We disagree that the Playskool opinion itself is an issue at all, because we are unable to determine what precisely in the Playskool opinion the judge allegedly considered that was not also in the excerpts of trial testimony; and the plaintiff has not pinpointed any “fact” in its brief that the trial judge accepted from the opinion. The colloquy between the judge and counsel before he made his findings and later when he denied the motion to reconsider are of little assistance to us in determining what “facts” the judge allegedly improperly considered. We note that the judge said he was not basing his ruling on the Playskool opinion alone. It is the burden of the appellant to show error; and it has not done so. (See Thanopoulos v. Pickens (1980), 87 Ill. App. 3d 906, 409 N.E.2d 477.) Before leaving this point, we wish to make two observations: First, a court may take judicial notice of adjudications of ultimate fact made in a court of review (see Walsh v. Union Oil Co. (1972), 53 Ill. 2d 295, 291 N.E.2d 644); and, *1024second, there is no “fact” recited in the Playskool opinion that is germane to this case that is not properly before us from other sources.

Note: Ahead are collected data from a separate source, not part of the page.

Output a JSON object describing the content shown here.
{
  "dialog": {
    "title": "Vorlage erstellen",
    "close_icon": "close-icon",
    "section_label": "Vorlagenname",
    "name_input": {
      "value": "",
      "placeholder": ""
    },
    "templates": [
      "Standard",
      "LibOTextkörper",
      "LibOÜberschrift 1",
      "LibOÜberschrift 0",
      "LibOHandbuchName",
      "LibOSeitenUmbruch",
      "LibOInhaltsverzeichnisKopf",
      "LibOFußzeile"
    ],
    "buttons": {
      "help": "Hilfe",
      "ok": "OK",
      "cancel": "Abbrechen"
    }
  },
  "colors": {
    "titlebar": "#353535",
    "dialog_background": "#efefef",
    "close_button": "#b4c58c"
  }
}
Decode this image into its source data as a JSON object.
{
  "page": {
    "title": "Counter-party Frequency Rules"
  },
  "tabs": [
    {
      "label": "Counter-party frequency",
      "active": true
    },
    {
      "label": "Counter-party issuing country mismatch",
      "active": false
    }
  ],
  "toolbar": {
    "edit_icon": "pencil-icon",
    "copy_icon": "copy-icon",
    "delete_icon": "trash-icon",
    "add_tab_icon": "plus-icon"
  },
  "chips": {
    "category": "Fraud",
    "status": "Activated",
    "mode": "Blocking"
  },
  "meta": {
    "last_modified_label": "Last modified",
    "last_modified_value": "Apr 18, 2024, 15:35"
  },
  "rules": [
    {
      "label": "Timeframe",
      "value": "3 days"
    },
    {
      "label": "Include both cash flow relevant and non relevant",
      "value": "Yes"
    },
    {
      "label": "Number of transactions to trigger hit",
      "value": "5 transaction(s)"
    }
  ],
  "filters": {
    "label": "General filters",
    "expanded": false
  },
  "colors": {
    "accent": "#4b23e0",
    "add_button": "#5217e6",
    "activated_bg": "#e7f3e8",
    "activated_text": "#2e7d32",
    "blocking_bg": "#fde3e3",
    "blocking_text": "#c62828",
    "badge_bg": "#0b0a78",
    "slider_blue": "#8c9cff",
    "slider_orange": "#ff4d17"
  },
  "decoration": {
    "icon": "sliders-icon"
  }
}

Finally, insofar as summary judgment is concerned, we may address what we deem to be the primary issue: May it be said, as a matter of law, that Benson should have been alerted, at least two years before filing this action, to the fact that Kalman’s work might have been defective? We conclude that it may and should be said, as a matter of law, and that summary judgment was properly granted.

At this point we must address what we perceive to be the principal thrust of the defendant’s argument: Benson was responsible for the overall construction and “was responsible to insure that composite action was achieved at the connection of the second floor slab and the double-tee flanges.” Therefore, it knew or should have known of the defective work of Kalman, and, consequently, the statute began to run at that point. We believe that the defendant has misconstrued the application of the rule which places ultimate responsibility on a general contractor to the owner of property in determining liability for things done by a subcontractor which the contractor knew or should have known. The defendant’s main argument is that since the plaintiff failed to detect the defective work done by Kalman at the time the mesh was placed in the concrete and the slab was placed over the concrete form, it negligently permitted the work to be done improperly or negligently failed to detect that the work was done improperly. That interpretation would mean that, since the general contractor is charged by law with ultimate responsibility, the time for filing an action he might have against a subcontractor begins when the defective work is done because the general contractor should detect it. We must reject this interpretation of the defendant. To accept it would render the discovery rule meaningless in actions by the general contractor against its subcontractors.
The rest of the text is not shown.